# share my python solutions dealt with two basic conditions

• ``````import random
class Solution(object):
nums=[]
def __init__(self, nums):
"""
:type nums: List[int]
:type numsSize: int
"""
self.nums=nums
def pick(self, target):
"""
:type target: int
:rtype: int
"""
#if the nums is sorted
if self.nums==sorted(self.nums):
L=-1
for i in range(len(self.nums)):
if self.nums[i]==target:
L=i
break
R=L
for j in range(len(self.nums)-1,0,-1):
if self.nums[j]==target:
R=j
break
return random.randint(L,R)
#if the nums isn't sorted
else:
index=[]
for i in range(len(self.nums)):
if self.nums[i]==target:
index.append(i)
return index[random.randint(0,len(index)-1)]
``````

1. Most people may use dictionary to count every element's index , but this is redundancy, and the compiler will tell you " memory is limited".
2. when dealing with sorted array, we just use two pointers: L,R to know
target's inedx range, then return its index by random!

• This post is deleted!

• @sa1velet I think my solution does the similar logic as your sorted part, and I sorted it firstly. But not sure why it gave me wrong answer. Any ideas? Thanks in advance.

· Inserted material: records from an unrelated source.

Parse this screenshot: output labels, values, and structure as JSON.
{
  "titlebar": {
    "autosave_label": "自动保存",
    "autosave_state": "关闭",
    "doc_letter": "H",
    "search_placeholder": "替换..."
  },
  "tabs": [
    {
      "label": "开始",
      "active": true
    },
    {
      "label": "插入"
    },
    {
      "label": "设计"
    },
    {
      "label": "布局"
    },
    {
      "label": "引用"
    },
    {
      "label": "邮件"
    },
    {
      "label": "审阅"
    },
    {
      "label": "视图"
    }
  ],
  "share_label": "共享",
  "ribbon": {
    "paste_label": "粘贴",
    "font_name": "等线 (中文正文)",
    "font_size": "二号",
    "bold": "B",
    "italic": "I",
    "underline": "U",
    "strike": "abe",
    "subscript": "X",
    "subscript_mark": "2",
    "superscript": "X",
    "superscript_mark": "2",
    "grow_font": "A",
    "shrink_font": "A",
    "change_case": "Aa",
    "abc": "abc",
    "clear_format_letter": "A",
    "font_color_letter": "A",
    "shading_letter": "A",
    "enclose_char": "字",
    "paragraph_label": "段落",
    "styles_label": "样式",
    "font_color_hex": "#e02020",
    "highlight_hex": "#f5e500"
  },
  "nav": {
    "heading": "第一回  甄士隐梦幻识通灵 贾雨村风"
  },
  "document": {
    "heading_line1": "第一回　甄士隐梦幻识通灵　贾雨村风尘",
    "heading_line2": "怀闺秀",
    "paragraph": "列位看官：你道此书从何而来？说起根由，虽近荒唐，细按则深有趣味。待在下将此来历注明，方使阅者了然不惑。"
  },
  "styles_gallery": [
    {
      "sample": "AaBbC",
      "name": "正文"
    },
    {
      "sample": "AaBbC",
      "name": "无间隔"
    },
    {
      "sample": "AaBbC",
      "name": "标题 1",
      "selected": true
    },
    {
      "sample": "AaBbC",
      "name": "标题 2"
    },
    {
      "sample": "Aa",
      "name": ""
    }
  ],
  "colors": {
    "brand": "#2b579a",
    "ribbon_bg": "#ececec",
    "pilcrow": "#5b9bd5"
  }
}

``````def __init__(self, nums):
"""
:type nums: List[int]
:type numsSize: int
"""
nums.sort()
self.nums = nums

def pick(self, target):
"""
:type target: int
:rtype: int
"""
last_duplicate_i = 0
duplicate_num = 0
for i in xrange(len(self.nums)):
if self.nums[i] == target:

last_duplicate_i = i
duplicate_num += 1

start_duplicate_i = last_duplicate_i - duplicate_num + 1
return random.randint(start_duplicate_i, last_duplicate_i)``````

• @helloworld00 if sort nums directly, the original index will be changed.

• @huhu87 Yes indeed. How silly I am! Thanks!